I think I would make some winter underwear out of that quiver. I bet you could sell that for more cash too!


----------



## Ta-ton-ka chips (Aug 11, 2010)

Badddwithabow said:


> naw i ain't but shoot that might be just what i do with it.... If i do you want 1 just send me your addy again and i'll hook you up....
> 
> naaa lance not in public i tend to only wear it in the woods... that way no one sees me lol... well until AL sneaks up behind you



Why not just give that soft furry thing to Al33.
It's the very least you could do for a man who lives alone with a man-doll dressed in overalls that he named Bubba.


----------



## Barry Duggan (Aug 11, 2010)

Al is a bit too macho to let on he really wants it. But if you were to leave it over at his house, he'd probably have his snuggie lined with it in no time.


----------



## gurn (Aug 11, 2010)

Ok no kidding. I will have my wife look at it tomorrow
If she likes it, and the price is right, it might be heddin ta Yankee land.

Although I do like Lances Idee. I could fill it with expanding foam and tape a treerat tail on it. Kinda like shootin a 3D rabbit or big fat Michigan Treerat.


----------



## Barry Duggan (Aug 11, 2010)

See Brandon, I didn't think we would have any trouble selling it for you. You go Gurnie.


----------



## gurn (Aug 12, 2010)

And on another note: I think I shoud be banned from the Treerat contest this year. Due to the ease of hitting huge grounghog sized rats that look like they been cheating and taking streoids.
Maybe there should be a asterist next to my name form my previous years win in the record book. Kinda like that cheater Barry Bonds.
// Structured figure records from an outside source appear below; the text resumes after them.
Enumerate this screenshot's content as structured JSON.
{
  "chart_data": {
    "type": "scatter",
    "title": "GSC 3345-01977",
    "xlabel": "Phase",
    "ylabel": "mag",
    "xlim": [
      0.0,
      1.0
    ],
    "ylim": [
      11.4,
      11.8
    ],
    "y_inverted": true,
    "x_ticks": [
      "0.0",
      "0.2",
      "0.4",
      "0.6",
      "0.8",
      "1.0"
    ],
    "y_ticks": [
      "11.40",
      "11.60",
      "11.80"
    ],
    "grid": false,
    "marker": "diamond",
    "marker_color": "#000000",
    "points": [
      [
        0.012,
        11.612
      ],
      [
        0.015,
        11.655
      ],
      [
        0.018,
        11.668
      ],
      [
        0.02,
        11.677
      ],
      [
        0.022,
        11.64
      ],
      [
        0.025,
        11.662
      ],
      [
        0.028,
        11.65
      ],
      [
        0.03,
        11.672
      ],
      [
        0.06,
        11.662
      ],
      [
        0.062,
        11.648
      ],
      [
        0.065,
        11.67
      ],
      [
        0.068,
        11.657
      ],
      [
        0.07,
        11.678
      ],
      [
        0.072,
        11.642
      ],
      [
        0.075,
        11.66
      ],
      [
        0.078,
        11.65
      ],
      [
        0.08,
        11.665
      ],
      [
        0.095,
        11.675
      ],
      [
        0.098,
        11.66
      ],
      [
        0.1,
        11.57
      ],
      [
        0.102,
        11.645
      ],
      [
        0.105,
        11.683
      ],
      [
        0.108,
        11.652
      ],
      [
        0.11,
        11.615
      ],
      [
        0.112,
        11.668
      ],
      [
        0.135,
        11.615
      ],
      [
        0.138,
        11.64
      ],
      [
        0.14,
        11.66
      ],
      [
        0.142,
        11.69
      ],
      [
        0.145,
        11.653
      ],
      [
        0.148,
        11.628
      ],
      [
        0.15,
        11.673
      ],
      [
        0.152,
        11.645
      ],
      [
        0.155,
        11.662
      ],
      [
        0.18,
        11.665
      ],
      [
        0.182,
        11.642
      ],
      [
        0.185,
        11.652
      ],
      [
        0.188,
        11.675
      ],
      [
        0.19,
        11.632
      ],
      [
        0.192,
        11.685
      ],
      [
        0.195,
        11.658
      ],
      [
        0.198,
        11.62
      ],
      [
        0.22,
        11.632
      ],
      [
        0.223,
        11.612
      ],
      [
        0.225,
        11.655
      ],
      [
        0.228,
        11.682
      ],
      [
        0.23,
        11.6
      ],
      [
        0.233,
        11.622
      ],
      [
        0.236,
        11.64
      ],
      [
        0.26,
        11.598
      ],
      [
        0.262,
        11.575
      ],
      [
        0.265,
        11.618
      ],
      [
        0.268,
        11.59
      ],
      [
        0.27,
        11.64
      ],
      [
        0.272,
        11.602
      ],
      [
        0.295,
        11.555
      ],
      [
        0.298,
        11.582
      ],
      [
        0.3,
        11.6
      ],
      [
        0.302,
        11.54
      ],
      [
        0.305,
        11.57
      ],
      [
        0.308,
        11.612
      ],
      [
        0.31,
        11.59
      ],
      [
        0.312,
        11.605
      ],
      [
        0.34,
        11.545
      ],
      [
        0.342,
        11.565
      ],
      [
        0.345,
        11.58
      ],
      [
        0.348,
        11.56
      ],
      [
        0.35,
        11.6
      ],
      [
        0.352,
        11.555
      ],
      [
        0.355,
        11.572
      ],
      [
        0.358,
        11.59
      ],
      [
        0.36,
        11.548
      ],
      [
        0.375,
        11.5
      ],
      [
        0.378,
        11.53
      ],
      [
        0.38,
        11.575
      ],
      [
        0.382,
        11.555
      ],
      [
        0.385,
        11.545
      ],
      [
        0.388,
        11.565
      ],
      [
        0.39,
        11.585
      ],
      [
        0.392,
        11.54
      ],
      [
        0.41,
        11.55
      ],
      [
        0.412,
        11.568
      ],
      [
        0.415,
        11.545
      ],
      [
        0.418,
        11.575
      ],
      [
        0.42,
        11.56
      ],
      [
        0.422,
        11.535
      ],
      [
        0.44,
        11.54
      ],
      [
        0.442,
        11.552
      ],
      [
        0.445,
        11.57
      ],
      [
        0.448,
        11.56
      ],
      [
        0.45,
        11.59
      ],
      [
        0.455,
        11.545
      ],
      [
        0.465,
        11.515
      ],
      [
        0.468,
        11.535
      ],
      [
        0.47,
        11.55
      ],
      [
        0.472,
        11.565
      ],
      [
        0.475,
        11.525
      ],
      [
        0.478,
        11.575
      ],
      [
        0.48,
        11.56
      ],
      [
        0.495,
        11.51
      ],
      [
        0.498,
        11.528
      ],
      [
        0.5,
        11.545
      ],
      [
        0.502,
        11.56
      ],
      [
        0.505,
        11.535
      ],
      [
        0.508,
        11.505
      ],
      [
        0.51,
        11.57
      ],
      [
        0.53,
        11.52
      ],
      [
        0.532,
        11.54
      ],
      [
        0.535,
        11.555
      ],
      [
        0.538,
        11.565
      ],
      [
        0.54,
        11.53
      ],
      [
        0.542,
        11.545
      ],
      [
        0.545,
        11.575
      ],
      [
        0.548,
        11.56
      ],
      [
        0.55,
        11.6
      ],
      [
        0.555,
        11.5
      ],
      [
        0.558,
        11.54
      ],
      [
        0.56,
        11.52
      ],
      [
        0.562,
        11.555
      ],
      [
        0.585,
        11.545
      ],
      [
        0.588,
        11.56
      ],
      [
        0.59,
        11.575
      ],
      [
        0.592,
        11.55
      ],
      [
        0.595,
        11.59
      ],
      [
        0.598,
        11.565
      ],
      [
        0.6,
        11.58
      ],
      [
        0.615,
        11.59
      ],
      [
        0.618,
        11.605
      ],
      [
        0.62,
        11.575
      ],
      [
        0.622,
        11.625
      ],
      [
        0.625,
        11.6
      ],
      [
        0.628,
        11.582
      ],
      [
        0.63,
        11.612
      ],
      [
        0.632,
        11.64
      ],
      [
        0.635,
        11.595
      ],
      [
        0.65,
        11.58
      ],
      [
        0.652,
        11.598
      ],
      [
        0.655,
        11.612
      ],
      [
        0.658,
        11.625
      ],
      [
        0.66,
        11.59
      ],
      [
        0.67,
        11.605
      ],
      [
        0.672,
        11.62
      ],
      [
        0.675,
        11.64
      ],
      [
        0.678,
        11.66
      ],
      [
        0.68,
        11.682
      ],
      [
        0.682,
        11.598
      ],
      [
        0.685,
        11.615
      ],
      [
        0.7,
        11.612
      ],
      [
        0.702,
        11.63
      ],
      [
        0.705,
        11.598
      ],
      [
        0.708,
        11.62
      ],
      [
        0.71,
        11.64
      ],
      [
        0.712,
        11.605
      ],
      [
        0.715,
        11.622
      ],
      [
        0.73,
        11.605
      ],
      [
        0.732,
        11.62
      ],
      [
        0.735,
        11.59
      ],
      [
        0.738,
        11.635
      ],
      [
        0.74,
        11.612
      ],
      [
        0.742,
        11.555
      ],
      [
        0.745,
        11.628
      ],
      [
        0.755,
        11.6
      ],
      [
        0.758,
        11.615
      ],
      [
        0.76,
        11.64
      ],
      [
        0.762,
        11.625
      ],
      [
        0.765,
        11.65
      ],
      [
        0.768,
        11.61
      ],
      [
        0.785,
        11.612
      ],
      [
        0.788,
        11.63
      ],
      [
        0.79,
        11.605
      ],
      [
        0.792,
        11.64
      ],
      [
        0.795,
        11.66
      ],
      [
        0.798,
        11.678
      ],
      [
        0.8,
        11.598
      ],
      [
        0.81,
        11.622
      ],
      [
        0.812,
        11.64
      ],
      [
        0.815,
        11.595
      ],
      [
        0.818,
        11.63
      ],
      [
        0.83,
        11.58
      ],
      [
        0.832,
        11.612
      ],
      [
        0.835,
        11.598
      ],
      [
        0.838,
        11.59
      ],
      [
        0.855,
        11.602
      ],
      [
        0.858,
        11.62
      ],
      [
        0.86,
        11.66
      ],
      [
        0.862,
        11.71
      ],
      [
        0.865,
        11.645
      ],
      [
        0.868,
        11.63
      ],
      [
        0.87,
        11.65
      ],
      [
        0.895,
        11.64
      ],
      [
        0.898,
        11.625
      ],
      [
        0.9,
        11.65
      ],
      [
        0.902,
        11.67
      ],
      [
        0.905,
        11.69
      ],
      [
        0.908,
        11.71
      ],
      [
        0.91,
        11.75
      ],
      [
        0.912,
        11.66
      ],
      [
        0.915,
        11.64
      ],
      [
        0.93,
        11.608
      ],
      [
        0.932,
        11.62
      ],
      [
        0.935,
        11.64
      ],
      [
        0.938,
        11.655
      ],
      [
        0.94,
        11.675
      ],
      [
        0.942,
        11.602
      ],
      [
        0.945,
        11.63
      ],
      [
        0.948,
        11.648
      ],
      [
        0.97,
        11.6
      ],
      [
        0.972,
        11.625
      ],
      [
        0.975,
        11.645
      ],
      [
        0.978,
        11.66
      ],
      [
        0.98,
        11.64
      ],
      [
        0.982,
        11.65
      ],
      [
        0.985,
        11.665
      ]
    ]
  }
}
Not fair to the real hunters like, Cut em into Chris, RC the hogs nightmare, and ah bunch more I couldnt hold a candle to.


----------



## gurn (Aug 12, 2010)

Barry Duggan said:


> See Brandon, I didn't think we would have any trouble selling it for you. You go Gurnie.



At least he didnt say "You Go Girl ! "
Barry..... always the thought full respectful comutator.


----------